Between 2011 and 2017 she sat inside two FTSE 100 organisations as a research fellow attached to the chief executive’s private office. The brief was simple and the access was unusual: read everything, sit in everything, write a twelve-month report. The reports are not published. The methodology, in outline, is. Her name comes up in five doctoral theses on chief-executive workload that she did not supervise.
Signature contribution
Aisha is known, in the small world of people who know her, for two things. The first is a structural argument about attention that she has been making in print and in lectures since about 2019, which can be summarised in one sentence and is the pull quote at the top of this page. Most organisations do not have an information problem. They have an attention problem dressed up as one. Around that sentence she has built a body of work that has been cited in two select-committee reports and one Bank of England staff working paper.
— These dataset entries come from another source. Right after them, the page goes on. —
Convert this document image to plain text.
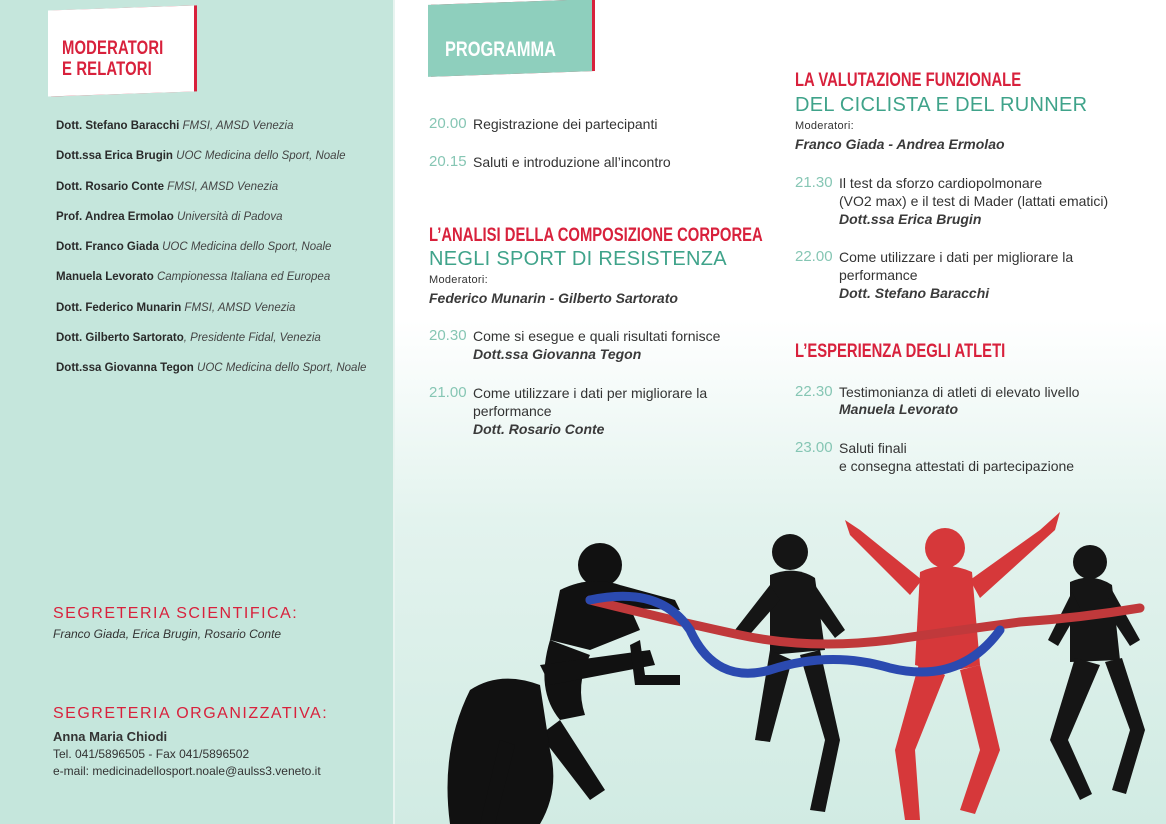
MODERATORI
E RELATORI
Dott. Stefano Baracchi FMSI, AMSD Venezia
Dott.ssa Erica Brugin UOC Medicina dello Sport, Noale
Dott. Rosario Conte FMSI, AMSD Venezia
Prof. Andrea Ermolao Università di Padova
Dott. Franco Giada UOC Medicina dello Sport, Noale
Manuela Levorato Campionessa Italiana ed Europea
Dott. Federico Munarin FMSI, AMSD Venezia
Dott. Gilberto Sartorato, Presidente Fidal, Venezia
Dott.ssa Giovanna Tegon UOC Medicina dello Sport, Noale
SEGRETERIA SCIENTIFICA:
Franco Giada, Erica Brugin, Rosario Conte
SEGRETERIA ORGANIZZATIVA:
Anna Maria Chiodi
Tel. 041/5896505 - Fax 041/5896502
e-mail: medicinadellosport.noale@aulss3.veneto.it
PROGRAMMA
20.00 Registrazione dei partecipanti
20.15 Saluti e introduzione all’incontro
L’ANALISI DELLA COMPOSIZIONE CORPOREA
NEGLI SPORT DI RESISTENZA
Moderatori:
Federico Munarin - Gilberto Sartorato
20.30 Come si esegue e quali risultati fornisce
Dott.ssa Giovanna Tegon
21.00 Come utilizzare i dati per migliorare la
performance
Dott. Rosario Conte
LA VALUTAZIONE FUNZIONALE
DEL CICLISTA E DEL RUNNER
Moderatori:
Franco Giada - Andrea Ermolao
21.30 Il test da sforzo cardiopolmonare
(VO2 max) e il test di Mader (lattati ematici)
Dott.ssa Erica Brugin
22.00 Come utilizzare i dati per migliorare la
performance
Dott. Stefano Baracchi
L’ESPERIENZA DEGLI ATLETI
22.30 Testimonianza di atleti di elevato livello
Manuela Levorato
23.00 Saluti finali
e consegna attestati di partecipazione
The second is her chairing. She chairs the way her doctoral supervisor at Nottingham chaired, which is to say she does not let a session settle for the easier conversation. When a panel begins to converge on a comfortable consensus, she breaks it. When a question is hedged, she takes the hedge out. When a speaker is being too generous about their own work, she says so, on stage, politely, in front of the room. She has been doing this at our flagship conference every October since 2022.
In practice
If you ask Aisha what the work looks like on the day, she will say it looks like reading. She reads board papers, transcripts of executive committee meetings (when she is allowed to), and the internal memos that don’t make the official record. She underlines. She writes a single A4 sheet for the chief executive at the end of each visit. The sheet is normally one paragraph long and contains one observation that the chief executive will not want to hear. Two of her A4 sheets are framed in private offices in the City. She does not know which two.
A chief executive who is reading the second memo is doing the work. A chief executive who is reading the first memo is doing what was asked of them.
Outside the work
She is a trustee of a small adult literacy charity in south London and chairs their reading panel. She lives in Forest Hill and grew up in Lagos and Ibadan. She reads a great deal of nineteenth-century memoir, plays the piano badly, and is the only person on the faculty who will admit, on the record, to owning a television.
The point of a graduate seminar is that twelve people read the same thirty-eight things and disagree about which one mattered. The argument is the lesson.